After Seepersad-Bachan signed the 2010 MoU, there was an attempt to continue negotiations for one of the local energy companies, Petrotrin or the National Gas Company (NGC), to also hold voting rights in the agreement. That, the energy expert said, was not a part of this new agreement. “She and Ramirez also agreed to hold further talks about letting the gas pass through Trinidad, but that, too, did not materialise in this agreement,” the energy expert said.

Cross-border fields
Of the three cross-border fields, the Loran Manatee holds the largest reserve—10.3 trillion cubic feet (tcf).
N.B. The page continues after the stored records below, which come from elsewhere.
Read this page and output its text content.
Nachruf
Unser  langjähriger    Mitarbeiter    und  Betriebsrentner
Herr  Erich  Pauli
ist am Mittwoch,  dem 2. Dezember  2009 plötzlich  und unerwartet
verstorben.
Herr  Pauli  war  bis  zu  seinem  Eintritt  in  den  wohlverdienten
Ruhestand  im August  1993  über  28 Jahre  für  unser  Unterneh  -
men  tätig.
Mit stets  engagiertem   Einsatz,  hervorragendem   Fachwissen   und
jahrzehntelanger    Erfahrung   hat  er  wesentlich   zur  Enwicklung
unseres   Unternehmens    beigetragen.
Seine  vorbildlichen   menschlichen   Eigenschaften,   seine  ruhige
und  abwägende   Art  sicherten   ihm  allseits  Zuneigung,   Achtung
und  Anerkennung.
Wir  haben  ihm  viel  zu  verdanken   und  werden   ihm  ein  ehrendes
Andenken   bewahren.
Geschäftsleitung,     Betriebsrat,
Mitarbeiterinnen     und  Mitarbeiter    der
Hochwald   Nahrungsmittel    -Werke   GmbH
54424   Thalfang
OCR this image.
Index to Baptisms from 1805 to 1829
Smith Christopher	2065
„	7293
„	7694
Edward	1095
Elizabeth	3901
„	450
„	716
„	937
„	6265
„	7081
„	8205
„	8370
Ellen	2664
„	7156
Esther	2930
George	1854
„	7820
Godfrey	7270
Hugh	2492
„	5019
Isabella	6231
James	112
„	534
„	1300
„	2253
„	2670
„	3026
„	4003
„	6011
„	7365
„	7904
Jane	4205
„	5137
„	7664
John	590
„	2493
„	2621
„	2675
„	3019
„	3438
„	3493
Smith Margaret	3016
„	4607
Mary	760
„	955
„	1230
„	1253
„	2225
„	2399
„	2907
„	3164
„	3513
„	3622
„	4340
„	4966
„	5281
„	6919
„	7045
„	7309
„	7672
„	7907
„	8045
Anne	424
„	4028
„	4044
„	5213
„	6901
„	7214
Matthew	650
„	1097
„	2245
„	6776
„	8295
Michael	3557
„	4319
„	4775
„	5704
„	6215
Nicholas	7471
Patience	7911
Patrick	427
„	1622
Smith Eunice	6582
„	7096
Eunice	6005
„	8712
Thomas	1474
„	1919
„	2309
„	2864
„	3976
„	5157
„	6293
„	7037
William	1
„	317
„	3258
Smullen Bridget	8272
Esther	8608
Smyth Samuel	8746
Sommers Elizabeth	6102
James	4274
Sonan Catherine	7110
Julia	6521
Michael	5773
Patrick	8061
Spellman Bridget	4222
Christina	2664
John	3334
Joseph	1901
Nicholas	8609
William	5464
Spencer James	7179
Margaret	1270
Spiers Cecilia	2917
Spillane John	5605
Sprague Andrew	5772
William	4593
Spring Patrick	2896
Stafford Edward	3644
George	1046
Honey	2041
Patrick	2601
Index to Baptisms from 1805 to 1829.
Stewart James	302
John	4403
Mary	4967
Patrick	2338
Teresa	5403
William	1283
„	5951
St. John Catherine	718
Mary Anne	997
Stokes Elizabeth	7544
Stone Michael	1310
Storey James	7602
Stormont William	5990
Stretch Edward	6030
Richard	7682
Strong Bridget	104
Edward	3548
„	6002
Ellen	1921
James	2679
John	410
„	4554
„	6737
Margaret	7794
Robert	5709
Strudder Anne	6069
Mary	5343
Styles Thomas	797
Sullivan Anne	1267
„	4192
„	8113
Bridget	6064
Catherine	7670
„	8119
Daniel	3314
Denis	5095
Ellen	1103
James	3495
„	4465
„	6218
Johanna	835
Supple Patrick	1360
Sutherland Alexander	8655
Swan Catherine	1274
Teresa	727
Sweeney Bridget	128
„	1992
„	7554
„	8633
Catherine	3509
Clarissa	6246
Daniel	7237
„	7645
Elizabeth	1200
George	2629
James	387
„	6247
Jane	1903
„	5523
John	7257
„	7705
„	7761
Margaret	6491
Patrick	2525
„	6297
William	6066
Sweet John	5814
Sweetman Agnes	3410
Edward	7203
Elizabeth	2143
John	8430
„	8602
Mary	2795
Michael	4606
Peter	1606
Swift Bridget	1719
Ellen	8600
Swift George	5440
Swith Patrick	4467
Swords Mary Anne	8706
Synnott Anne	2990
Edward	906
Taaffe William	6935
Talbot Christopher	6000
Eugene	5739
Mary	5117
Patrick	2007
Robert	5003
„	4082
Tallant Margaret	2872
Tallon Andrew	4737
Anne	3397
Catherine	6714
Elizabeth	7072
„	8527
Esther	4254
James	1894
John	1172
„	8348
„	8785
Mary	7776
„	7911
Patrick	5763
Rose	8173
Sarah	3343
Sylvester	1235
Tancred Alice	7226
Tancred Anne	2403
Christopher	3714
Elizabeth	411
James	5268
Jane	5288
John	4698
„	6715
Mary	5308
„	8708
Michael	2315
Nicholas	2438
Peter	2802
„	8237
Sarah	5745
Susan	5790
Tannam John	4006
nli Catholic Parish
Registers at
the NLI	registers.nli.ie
That is broken up into three pockets—Dolphin, Dolphin Deep and Starfish. The second largest bloc: Cocuina Manakin has 0.74 tcf of reserves (of which Venezuela was allocated 64 per cent) and the Dorado-Kapot field which contains 0.31 tcf, with Trinidad and Tobago holding 84 per cent. “Even added together, those two fields is just 1 tcf, that is not helping our reserves,” Rowley said.

But the situation may be more dire than that, an energy expert, who requested anonymity, said. The expert said that one of those fields has already been exploited by Amoco and the money placed in escrow for Venezuela. “One of those small fields is already empty, there is just one other now,” the expert said.

Chevron’s factsheet on Trinidad states that the East Coast Marine Area (ECMA) where the all three fields are located “plays an important role in Chevron’s global exploration and production programme.” According to that fact sheet, Chevron Trinidad and Tobago Resources SRL, has a 50 per cent non-operated working interest in the three blocs in the ECMA and 50 per cent operating interest in the Manatee area of Block 6(d).

Ramnarine’s trump card:
The Veto

According to section 2.4.2 under the heading “voting rights,” a “two-thirds majority vote shall be required for final decisions of the directing committee, subject to a right of veto exercisable by the governments of Trinidad and Tobago or the Bolivarian Republic of Venezuela if it considers that its sovereign interest may be affected.” “Is he or Venezuela going to use that veto when things are already on-stream? When you going to use veto power? When you already put us off the table?” Rowley asked.